21. Lioptila capistrata. The black-headed sibia, one of the most abundant birds about Darjeeling.

22. Actinodura egertoni. The rufous bar-wing. A bird about the size of a bulbul. It associates in small flocks which never leave the trees. Common about Darjeeling. A reddish brown bird, with a crest. There is a black bar in the wing.

23. Zosterops palpebrosa. The Indian white-eye.

24. Siva cyanuroptera. The blue-winged siva or hill-tit. A pretty little bird, about the size of a sparrow. The head is blue, deeper on the sides than on the crown, streaked with brown. The visible portions of the closed wing and tail are cobalt-blue.

This species goes about in flocks and has all the habits of a tit. It utters a cheerful chirrup.
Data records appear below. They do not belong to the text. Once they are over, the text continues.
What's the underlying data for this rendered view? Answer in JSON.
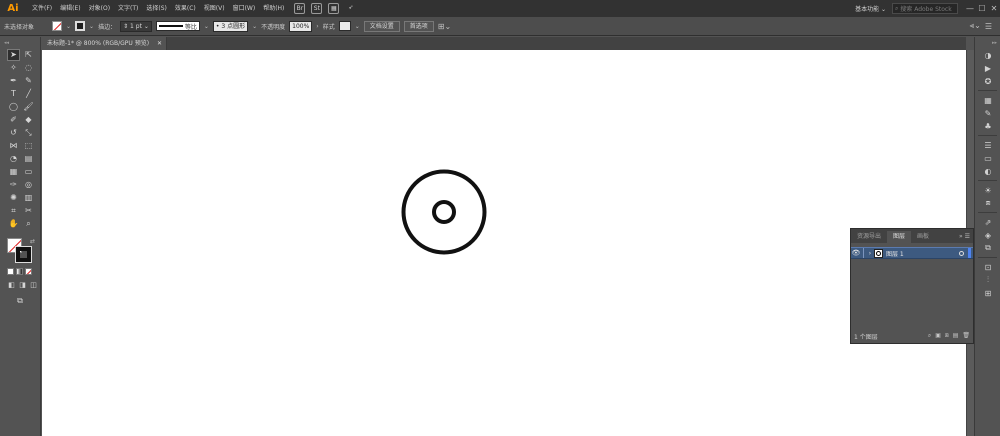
{
  "app": {
    "logo": "Ai"
  },
  "menu": {
    "items": [
      "文件(F)",
      "编辑(E)",
      "对象(O)",
      "文字(T)",
      "选择(S)",
      "效果(C)",
      "视图(V)",
      "窗口(W)",
      "帮助(H)"
    ],
    "br_icon": "Br",
    "st_icon": "St",
    "workspace": "基本功能 ⌄",
    "stock_search_placeholder": "搜索 Adobe Stock",
    "window_min": "—",
    "window_max": "☐",
    "window_close": "✕"
  },
  "control": {
    "selection_label": "未选择对象",
    "stroke_label": "描边：",
    "stroke_weight": "1 pt",
    "stroke_profile": "等比",
    "brush": "3 点圆形",
    "opacity_label": "不透明度",
    "opacity_value": "100%",
    "style_label": "样式",
    "doc_setup_button": "文档设置",
    "preferences_button": "首选项"
  },
  "document": {
    "tab_title": "未标题-1* @ 800% (RGB/GPU 预览)",
    "tab_close": "✕"
  },
  "layers_panel": {
    "tabs": [
      "资源导出",
      "图层",
      "画板"
    ],
    "active_tab": 1,
    "layer_name": "图层 1",
    "layer_count": "1 个图层"
  },
  "colors": {
    "ui_dark": "#323232",
    "ui_panel": "#535353",
    "selection": "#3d5a80",
    "layer_color": "#4f83f0",
    "logo": "#ff9a00"
  },
  "icons": {
    "tools": [
      "selection-tool-icon",
      "direct-selection-tool-icon",
      "magic-wand-icon",
      "lasso-icon",
      "pen-tool-icon",
      "curvature-tool-icon",
      "type-tool-icon",
      "line-tool-icon",
      "ellipse-tool-icon",
      "paintbrush-icon",
      "shaper-tool-icon",
      "eraser-icon",
      "rotate-tool-icon",
      "scale-tool-icon",
      "width-tool-icon",
      "free-transform-icon",
      "shape-builder-icon",
      "perspective-grid-icon",
      "mesh-tool-icon",
      "gradient-tool-icon",
      "eyedropper-icon",
      "blend-tool-icon",
      "symbol-sprayer-icon",
      "column-graph-icon",
      "artboard-tool-icon",
      "slice-tool-icon",
      "hand-tool-icon",
      "zoom-tool-icon"
    ]
  }
}
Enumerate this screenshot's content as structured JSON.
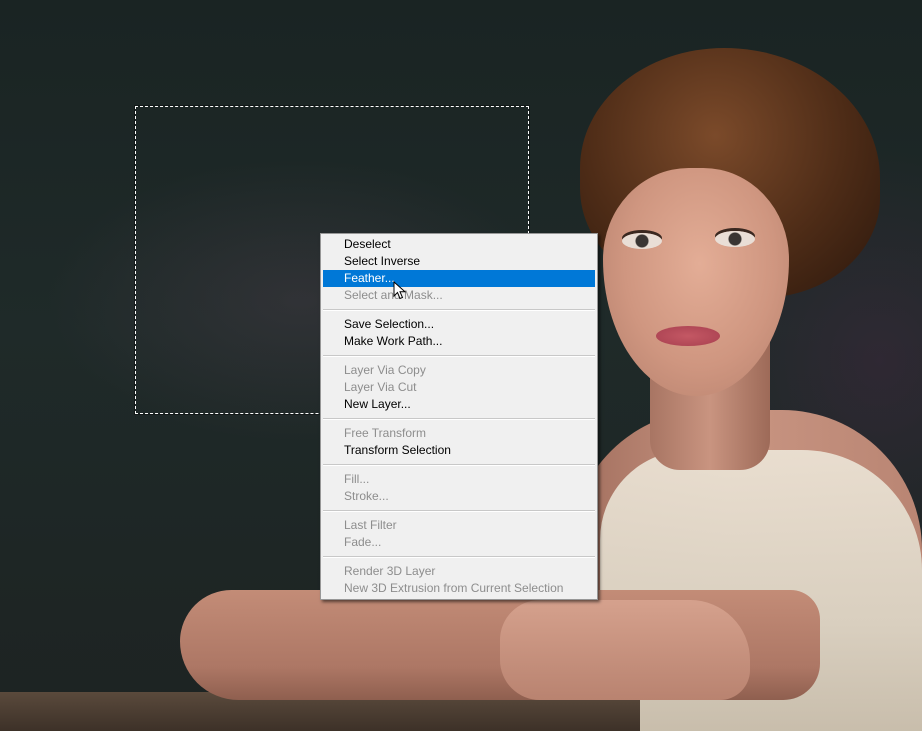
{
  "context_menu": {
    "groups": [
      {
        "items": [
          {
            "label": "Deselect",
            "enabled": true,
            "highlighted": false
          },
          {
            "label": "Select Inverse",
            "enabled": true,
            "highlighted": false
          },
          {
            "label": "Feather...",
            "enabled": true,
            "highlighted": true
          },
          {
            "label": "Select and Mask...",
            "enabled": false,
            "highlighted": false
          }
        ]
      },
      {
        "items": [
          {
            "label": "Save Selection...",
            "enabled": true,
            "highlighted": false
          },
          {
            "label": "Make Work Path...",
            "enabled": true,
            "highlighted": false
          }
        ]
      },
      {
        "items": [
          {
            "label": "Layer Via Copy",
            "enabled": false,
            "highlighted": false
          },
          {
            "label": "Layer Via Cut",
            "enabled": false,
            "highlighted": false
          },
          {
            "label": "New Layer...",
            "enabled": true,
            "highlighted": false
          }
        ]
      },
      {
        "items": [
          {
            "label": "Free Transform",
            "enabled": false,
            "highlighted": false
          },
          {
            "label": "Transform Selection",
            "enabled": true,
            "highlighted": false
          }
        ]
      },
      {
        "items": [
          {
            "label": "Fill...",
            "enabled": false,
            "highlighted": false
          },
          {
            "label": "Stroke...",
            "enabled": false,
            "highlighted": false
          }
        ]
      },
      {
        "items": [
          {
            "label": "Last Filter",
            "enabled": false,
            "highlighted": false
          },
          {
            "label": "Fade...",
            "enabled": false,
            "highlighted": false
          }
        ]
      },
      {
        "items": [
          {
            "label": "Render 3D Layer",
            "enabled": false,
            "highlighted": false
          },
          {
            "label": "New 3D Extrusion from Current Selection",
            "enabled": false,
            "highlighted": false
          }
        ]
      }
    ]
  },
  "colors": {
    "highlight": "#0078d7",
    "menu_background": "#f0f0f0",
    "disabled_text": "#8d8d8d"
  },
  "icons": {
    "cursor": "arrow-cursor-icon"
  }
}
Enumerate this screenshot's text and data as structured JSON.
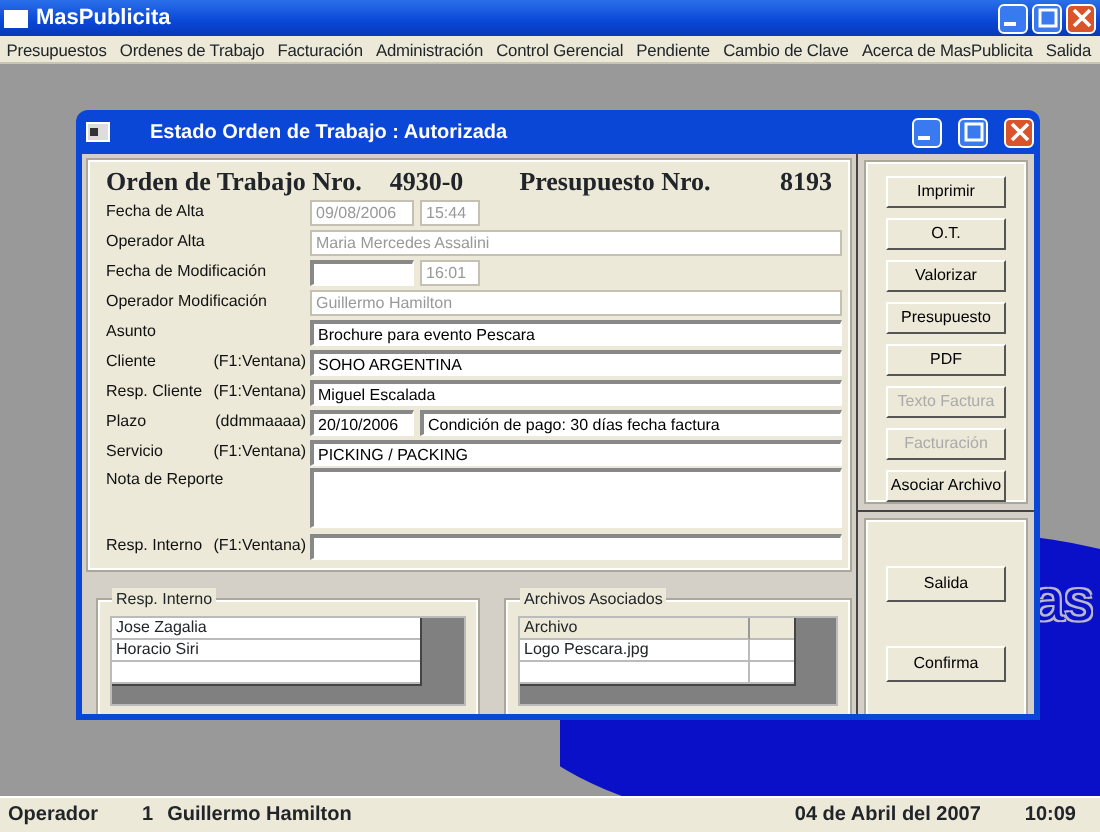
{
  "app_window": {
    "title": "MasPublicita"
  },
  "menu": [
    "Presupuestos",
    "Ordenes de Trabajo",
    "Facturación",
    "Administración",
    "Control Gerencial",
    "Pendiente",
    "Cambio de Clave",
    "Acerca de MasPublicita",
    "Salida"
  ],
  "desktop_logo": {
    "text": "as"
  },
  "dialog": {
    "title": "Estado Orden de Trabajo : Autorizada",
    "header": [
      {
        "label": "Orden de Trabajo Nro.",
        "value": "4930-0"
      },
      {
        "label": "Presupuesto Nro.",
        "value": "8193"
      }
    ],
    "fields": [
      {
        "label": "Fecha de Alta",
        "inputs": [
          {
            "kind": "date",
            "value": "09/08/2006",
            "disabled": true
          },
          {
            "kind": "time",
            "value": "15:44",
            "disabled": true
          }
        ]
      },
      {
        "label": "Operador Alta",
        "inputs": [
          {
            "kind": "fill",
            "value": "Maria Mercedes Assalini",
            "disabled": true
          }
        ]
      },
      {
        "label": "Fecha de Modificación",
        "inputs": [
          {
            "kind": "date",
            "disabled": false
          },
          {
            "kind": "time",
            "value": "16:01",
            "disabled": true
          }
        ]
      },
      {
        "label": "Operador Modificación",
        "inputs": [
          {
            "kind": "fill",
            "value": "Guillermo Hamilton",
            "disabled": true
          }
        ]
      },
      {
        "label": "Asunto",
        "inputs": [
          {
            "kind": "fill",
            "value": "Brochure para evento Pescara",
            "disabled": false
          }
        ]
      },
      {
        "label": "Cliente",
        "hint": "(F1:Ventana)",
        "inputs": [
          {
            "kind": "fill",
            "value": "SOHO ARGENTINA",
            "disabled": false
          }
        ]
      },
      {
        "label": "Resp. Cliente",
        "hint": "(F1:Ventana)",
        "inputs": [
          {
            "kind": "fill",
            "value": "Miguel Escalada",
            "disabled": false
          }
        ]
      },
      {
        "label": "Plazo",
        "hint": "(ddmmaaaa)",
        "inputs": [
          {
            "kind": "date",
            "value": "20/10/2006",
            "disabled": false
          },
          {
            "kind": "fill",
            "value": "Condición de pago: 30 días fecha factura",
            "disabled": false
          }
        ]
      },
      {
        "label": "Servicio",
        "hint": "(F1:Ventana)",
        "inputs": [
          {
            "kind": "fill",
            "value": "PICKING / PACKING",
            "disabled": false
          }
        ]
      },
      {
        "label": "Nota de Reporte",
        "inputs": [
          {
            "kind": "tall",
            "disabled": false
          }
        ]
      },
      {
        "label": "Resp. Interno",
        "hint": "(F1:Ventana)",
        "inputs": [
          {
            "kind": "fill",
            "disabled": false
          }
        ]
      }
    ],
    "resp_interno": {
      "title": "Resp. Interno",
      "rows": [
        "Jose Zagalia",
        "Horacio Siri"
      ]
    },
    "archivos": {
      "title": "Archivos Asociados",
      "columns": [
        "Archivo"
      ],
      "rows": [
        "Logo Pescara.jpg"
      ]
    },
    "buttons": [
      {
        "label": "Imprimir",
        "disabled": false
      },
      {
        "label": "O.T.",
        "disabled": false
      },
      {
        "label": "Valorizar",
        "disabled": false
      },
      {
        "label": "Presupuesto",
        "disabled": false
      },
      {
        "label": "PDF",
        "disabled": false
      },
      {
        "label": "Texto Factura",
        "disabled": true
      },
      {
        "label": "Facturación",
        "disabled": true
      },
      {
        "label": "Asociar Archivo",
        "disabled": false
      }
    ],
    "bottom_buttons": [
      {
        "label": "Salida",
        "disabled": false
      },
      {
        "label": "Confirma",
        "disabled": false
      }
    ]
  },
  "status_bar": {
    "operator_label": "Operador",
    "operator_id": "1",
    "operator_name": "Guillermo Hamilton",
    "date": "04 de Abril del 2007",
    "time": "10:09"
  }
}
25. Liothrix lutea. The red-billed liothrix or hill-tit, or the Pekin-robin. This interesting bird forms the subject of a separate essay.

26. Ixulus flavicollis. The yellow-naped ixulus. A small tit-like bird with a crest. Like tits these birds associate in small flocks, which move about amid the foliage uttering a continual twittering.

Brown above, pale yellow below. Chin and throat white. Back of neck rusty yellow. This colour is continued in a demi-collar round the sides of the neck. Common about Darjeeling.

27. Yuhina gularis. The striped-throated yuhina. Another tiny bird with all the habits of the tits. A flock of dull-brown birds, about the size of sparrows, having the chin and throat streaked with black, are likely to be striped-throated yuhinas.

28. Minla igneitincta. The red-tailed minla or hill-tit. This tit-like babbler is often seen in company with the true tits, which it resembles in habits and size. The head is black with a white eyebrow. The wings and tail are black and crimson. The rest of the upper plumage is yellowish olive. The throat is white, and the remainder of the lower plumage is bright yellow.